Think about it: it’s Friday at 5 p.m. The big game is on tonight. And you want to get your new sports betting app in front of men aged 18-45. Throw up some ads in the liquor store or convenience store, where he will be buying some snacks and beverages for his friends while they watch the game. Include the game time and the teams playing, as well as recent stats, and those men will be more likely to download your app when they get home.
It’s all about being contextually relevant.
What’s next for the industry?
2020 was a year of change for the advertising industry. But it was a year in which media owners became stronger, and operations became more efficient. For the programmatic marketers, the industry is coming out on top and more resilient than ever.
What about privacy?
And what about Google’s recent announcement for a ‘privacy-first web’ that will stop third-party tracking cookies and or other trackers in the Chrome web browser? Or the new Apple IOS 14.5 update with IDFA changes, in which apps must now request user permission “if an app collects data about end users and shares it with other companies for purposes of tracking across apps and websites”

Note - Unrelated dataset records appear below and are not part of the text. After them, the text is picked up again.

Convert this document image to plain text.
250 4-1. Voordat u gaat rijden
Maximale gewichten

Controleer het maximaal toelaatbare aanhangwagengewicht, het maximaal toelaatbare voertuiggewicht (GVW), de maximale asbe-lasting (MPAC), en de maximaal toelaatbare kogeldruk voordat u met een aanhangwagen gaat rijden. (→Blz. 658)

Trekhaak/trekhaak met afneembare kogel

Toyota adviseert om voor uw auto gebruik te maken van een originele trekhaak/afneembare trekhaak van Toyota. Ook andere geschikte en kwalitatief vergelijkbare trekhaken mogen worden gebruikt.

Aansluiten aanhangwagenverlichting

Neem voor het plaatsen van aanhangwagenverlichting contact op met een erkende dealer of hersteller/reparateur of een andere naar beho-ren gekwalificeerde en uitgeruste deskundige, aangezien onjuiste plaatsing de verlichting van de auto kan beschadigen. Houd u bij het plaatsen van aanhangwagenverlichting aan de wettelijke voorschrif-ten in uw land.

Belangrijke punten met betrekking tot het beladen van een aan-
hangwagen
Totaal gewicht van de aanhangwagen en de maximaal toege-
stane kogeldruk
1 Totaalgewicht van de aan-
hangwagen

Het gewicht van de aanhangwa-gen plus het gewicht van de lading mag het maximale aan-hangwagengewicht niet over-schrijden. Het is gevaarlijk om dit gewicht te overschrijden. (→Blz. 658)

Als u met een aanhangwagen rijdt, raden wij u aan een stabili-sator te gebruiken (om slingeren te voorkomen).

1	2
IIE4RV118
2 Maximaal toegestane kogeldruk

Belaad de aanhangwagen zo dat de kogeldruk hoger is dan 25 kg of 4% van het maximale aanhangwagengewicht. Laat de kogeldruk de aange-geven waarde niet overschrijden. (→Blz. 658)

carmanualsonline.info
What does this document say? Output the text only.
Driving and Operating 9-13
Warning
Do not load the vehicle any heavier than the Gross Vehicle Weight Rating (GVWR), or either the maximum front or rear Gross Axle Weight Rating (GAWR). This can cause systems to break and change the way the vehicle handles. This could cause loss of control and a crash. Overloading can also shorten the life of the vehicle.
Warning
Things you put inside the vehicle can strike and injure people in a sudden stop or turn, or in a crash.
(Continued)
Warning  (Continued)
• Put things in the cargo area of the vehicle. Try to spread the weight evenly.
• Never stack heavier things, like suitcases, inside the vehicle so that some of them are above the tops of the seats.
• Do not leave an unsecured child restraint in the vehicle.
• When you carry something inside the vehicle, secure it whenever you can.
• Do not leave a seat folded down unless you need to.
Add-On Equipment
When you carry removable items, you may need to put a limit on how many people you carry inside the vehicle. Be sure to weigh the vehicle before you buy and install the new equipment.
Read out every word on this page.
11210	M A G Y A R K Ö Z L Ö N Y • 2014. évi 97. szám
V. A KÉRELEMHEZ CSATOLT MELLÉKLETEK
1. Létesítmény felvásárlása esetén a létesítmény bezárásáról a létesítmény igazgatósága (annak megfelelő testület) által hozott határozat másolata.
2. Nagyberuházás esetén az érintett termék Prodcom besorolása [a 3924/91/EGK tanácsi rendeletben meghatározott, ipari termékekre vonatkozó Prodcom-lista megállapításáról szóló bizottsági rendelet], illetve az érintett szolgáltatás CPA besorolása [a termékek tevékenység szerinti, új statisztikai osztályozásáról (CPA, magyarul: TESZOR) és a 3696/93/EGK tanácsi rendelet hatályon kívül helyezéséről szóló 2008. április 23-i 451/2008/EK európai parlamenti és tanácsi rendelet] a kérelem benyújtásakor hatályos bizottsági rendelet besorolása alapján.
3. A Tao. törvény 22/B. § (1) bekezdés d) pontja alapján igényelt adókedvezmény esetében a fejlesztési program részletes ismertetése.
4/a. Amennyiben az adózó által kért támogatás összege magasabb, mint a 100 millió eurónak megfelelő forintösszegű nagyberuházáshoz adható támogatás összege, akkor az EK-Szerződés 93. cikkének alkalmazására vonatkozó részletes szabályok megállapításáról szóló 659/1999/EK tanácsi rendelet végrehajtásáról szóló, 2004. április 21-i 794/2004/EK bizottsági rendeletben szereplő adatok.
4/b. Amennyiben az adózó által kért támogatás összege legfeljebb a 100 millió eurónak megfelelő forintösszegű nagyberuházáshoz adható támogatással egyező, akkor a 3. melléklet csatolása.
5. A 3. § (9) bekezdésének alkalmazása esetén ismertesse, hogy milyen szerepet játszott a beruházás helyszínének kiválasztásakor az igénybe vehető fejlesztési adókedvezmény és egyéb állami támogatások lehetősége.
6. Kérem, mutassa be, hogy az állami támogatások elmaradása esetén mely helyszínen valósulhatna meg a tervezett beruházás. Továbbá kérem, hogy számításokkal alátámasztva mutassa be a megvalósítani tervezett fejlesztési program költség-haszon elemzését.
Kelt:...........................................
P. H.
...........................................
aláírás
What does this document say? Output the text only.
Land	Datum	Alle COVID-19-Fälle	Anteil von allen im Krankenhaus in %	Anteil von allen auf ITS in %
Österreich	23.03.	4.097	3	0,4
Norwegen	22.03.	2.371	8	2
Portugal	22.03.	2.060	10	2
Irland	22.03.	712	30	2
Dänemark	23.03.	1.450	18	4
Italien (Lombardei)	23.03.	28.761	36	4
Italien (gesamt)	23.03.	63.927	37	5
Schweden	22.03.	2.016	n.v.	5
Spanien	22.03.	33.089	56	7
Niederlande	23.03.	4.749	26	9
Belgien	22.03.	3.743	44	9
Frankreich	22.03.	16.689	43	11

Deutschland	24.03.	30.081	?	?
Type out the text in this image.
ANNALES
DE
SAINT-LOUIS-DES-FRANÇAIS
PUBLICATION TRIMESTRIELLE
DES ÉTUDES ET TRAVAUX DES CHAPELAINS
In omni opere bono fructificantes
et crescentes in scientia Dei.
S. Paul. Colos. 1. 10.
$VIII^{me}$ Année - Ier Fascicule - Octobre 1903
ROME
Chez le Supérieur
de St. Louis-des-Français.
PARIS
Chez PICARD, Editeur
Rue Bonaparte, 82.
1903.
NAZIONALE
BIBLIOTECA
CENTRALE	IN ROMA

According to Jonathan, attribution has always been difficult for digital marketers. The announcement does hurt programmatic and digital buyers who are looking at reports and trying to make intelligent decisions from the data supplied. Now more than ever, marketers will need to trust the location intelligence providers that the data supplied is accurate.
“Consumers are still opting in, and they will continue to opt-in because they know they won’t have the best experience with an app if they don’t,” he says. “This is especially true for online millennials. Generally, there isn’t a severe concern from the data providers, and we take our cues from them.”
But what does it all boil down to? It pushes us, as marketers, to do good marketing.
This is the first of a series of interviews that we are going to be conducting with DSP and agency partners. We hope you enjoyed our premier edition with Adomni!